Tout ça pour dire que le fait de tout dire, justement, sur ces pages, mêmes si virtuelles, m'aide, si ne me soigne. Me voir ainsi à poil m'apprend à ne plus me considérer comme un monstre, d'égoisme et autres défauts. M'apprend à grandir, sans doute, j'espère ne jamais arrêter, parce que, je crois, si on ne grandit plus on rapetisse. J'économise 40 € par semaine, et les oreilles de mes amis. Je deviens autodictacte. Sujet d'étude : moi, mes névroses et mon nombril. Me, myself and I.
Et dans les labyrinthes de mes méandres, je me perds. Once again.
Une semaine sans regard, et je suis presque morte.
Mais, parce qu'il y a toujours un mais, certains qui dérangent, d'autres qui arrangent, celui-ci ne fait pas partie des premiers, mais, donc, le vent a tourné, comme ça finit toujours par arriver, le vent ou la roue, peu importe, tant que ça tourne.

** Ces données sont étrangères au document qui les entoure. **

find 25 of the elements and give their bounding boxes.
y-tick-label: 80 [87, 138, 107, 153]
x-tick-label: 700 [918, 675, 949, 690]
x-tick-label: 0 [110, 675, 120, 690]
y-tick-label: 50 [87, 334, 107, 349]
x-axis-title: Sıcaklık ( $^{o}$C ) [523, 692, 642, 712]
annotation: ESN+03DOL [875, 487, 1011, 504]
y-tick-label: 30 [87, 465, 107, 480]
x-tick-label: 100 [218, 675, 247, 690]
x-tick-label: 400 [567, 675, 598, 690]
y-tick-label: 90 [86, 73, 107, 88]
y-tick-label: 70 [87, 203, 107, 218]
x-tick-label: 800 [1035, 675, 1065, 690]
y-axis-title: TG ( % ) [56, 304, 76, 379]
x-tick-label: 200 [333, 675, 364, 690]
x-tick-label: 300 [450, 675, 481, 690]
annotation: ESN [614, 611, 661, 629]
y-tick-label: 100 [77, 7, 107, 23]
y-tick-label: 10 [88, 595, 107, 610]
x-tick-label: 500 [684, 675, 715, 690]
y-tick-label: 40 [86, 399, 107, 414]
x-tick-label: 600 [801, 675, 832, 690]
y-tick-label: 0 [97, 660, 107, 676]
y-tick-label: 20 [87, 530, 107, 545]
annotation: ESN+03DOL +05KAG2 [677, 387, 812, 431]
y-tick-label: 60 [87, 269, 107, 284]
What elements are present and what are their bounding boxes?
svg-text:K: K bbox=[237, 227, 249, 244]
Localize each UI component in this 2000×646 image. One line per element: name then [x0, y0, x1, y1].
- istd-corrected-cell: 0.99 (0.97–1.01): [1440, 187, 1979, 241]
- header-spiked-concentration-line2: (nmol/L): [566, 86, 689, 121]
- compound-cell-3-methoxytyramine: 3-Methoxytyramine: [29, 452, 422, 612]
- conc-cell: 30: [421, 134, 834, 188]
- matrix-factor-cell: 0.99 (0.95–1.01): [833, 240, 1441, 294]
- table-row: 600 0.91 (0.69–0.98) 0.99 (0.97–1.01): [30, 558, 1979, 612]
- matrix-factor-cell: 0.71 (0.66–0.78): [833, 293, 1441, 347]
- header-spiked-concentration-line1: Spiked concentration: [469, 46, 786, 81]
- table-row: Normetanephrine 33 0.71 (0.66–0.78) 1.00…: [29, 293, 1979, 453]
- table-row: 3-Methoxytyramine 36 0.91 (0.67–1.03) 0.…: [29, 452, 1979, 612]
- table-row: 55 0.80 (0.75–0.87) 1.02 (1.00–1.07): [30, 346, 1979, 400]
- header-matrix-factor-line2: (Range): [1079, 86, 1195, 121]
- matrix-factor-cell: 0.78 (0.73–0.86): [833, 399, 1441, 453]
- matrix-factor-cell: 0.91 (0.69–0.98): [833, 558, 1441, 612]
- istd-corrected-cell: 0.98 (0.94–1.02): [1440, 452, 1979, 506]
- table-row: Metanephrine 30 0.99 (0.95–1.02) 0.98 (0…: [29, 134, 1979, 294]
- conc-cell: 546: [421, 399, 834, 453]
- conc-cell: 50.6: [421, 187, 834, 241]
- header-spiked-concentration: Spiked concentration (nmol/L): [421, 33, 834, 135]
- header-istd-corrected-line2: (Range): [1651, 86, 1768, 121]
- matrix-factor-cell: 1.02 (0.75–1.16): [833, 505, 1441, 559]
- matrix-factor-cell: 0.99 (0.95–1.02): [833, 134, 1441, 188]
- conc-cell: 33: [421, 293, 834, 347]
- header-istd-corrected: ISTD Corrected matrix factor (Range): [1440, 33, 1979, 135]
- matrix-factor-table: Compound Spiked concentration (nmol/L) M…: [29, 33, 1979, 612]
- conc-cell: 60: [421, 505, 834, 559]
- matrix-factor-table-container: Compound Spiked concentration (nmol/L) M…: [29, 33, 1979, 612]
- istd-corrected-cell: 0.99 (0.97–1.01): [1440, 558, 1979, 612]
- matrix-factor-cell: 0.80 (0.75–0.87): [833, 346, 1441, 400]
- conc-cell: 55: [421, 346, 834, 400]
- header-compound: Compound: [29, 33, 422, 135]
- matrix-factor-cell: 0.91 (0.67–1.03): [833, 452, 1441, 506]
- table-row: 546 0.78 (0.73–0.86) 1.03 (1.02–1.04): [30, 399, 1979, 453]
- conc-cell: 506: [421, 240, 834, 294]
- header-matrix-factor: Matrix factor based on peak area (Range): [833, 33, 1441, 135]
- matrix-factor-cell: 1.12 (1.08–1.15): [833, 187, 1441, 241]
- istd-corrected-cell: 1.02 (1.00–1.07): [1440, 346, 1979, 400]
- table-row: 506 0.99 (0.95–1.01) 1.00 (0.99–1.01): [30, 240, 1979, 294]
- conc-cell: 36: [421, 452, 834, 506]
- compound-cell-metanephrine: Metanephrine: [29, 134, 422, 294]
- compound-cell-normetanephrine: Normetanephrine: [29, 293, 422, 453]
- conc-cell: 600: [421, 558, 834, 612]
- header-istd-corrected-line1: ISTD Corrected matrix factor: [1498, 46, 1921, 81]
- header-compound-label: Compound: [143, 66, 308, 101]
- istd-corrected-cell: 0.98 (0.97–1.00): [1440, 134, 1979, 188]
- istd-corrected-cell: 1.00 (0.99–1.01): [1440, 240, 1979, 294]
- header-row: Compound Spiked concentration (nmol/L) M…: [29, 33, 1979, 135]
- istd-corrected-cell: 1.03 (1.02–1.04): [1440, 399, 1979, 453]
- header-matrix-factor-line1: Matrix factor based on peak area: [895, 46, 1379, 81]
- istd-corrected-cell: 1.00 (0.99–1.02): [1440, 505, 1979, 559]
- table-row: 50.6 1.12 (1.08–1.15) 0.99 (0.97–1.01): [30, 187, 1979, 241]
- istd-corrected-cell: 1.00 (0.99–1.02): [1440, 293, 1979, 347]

Je me suis levée lundi avec une pêche incroyable qui, cahin caha, ne me quitte pas depuis. Mes amis ne furent qu'amour, dans leurs mots j'ai réssuscité. La vie fût tiède et facile, merci à elle et son hasard, qui fait toujours pas trop mal les choses. Et des regards sont arrivés, se sont posés sur mon dos dénudé, sur mes hanches, sur ma nuque, sur mes lèvres aussi, il me semble l'avoir vu.
Et me voilà vivante, vive et charmante, le sourire aux lèvres voulues, le rythme dans les hanches réveillées, la vie et l'envie dans chaque membre capable de remuer. Tout ça grâce au regard. Et au soleil, bien sûr. Les effets du printemps, probablement.
Je parlais d'été, mais la saison d'avant, celle des amours, l'ami Printemps, s'installe confortablement. Il suffit de lui faire une place.
Entre ma thérapie virtuallo-scripturale, les regards, et le reste, je devrais y arriver. Sans trop de difficulté.
D'ailleurs, on dirait que c'est déjà fait.
Un clin d'oeil pour la Fée, à qui je dédicace la chanson.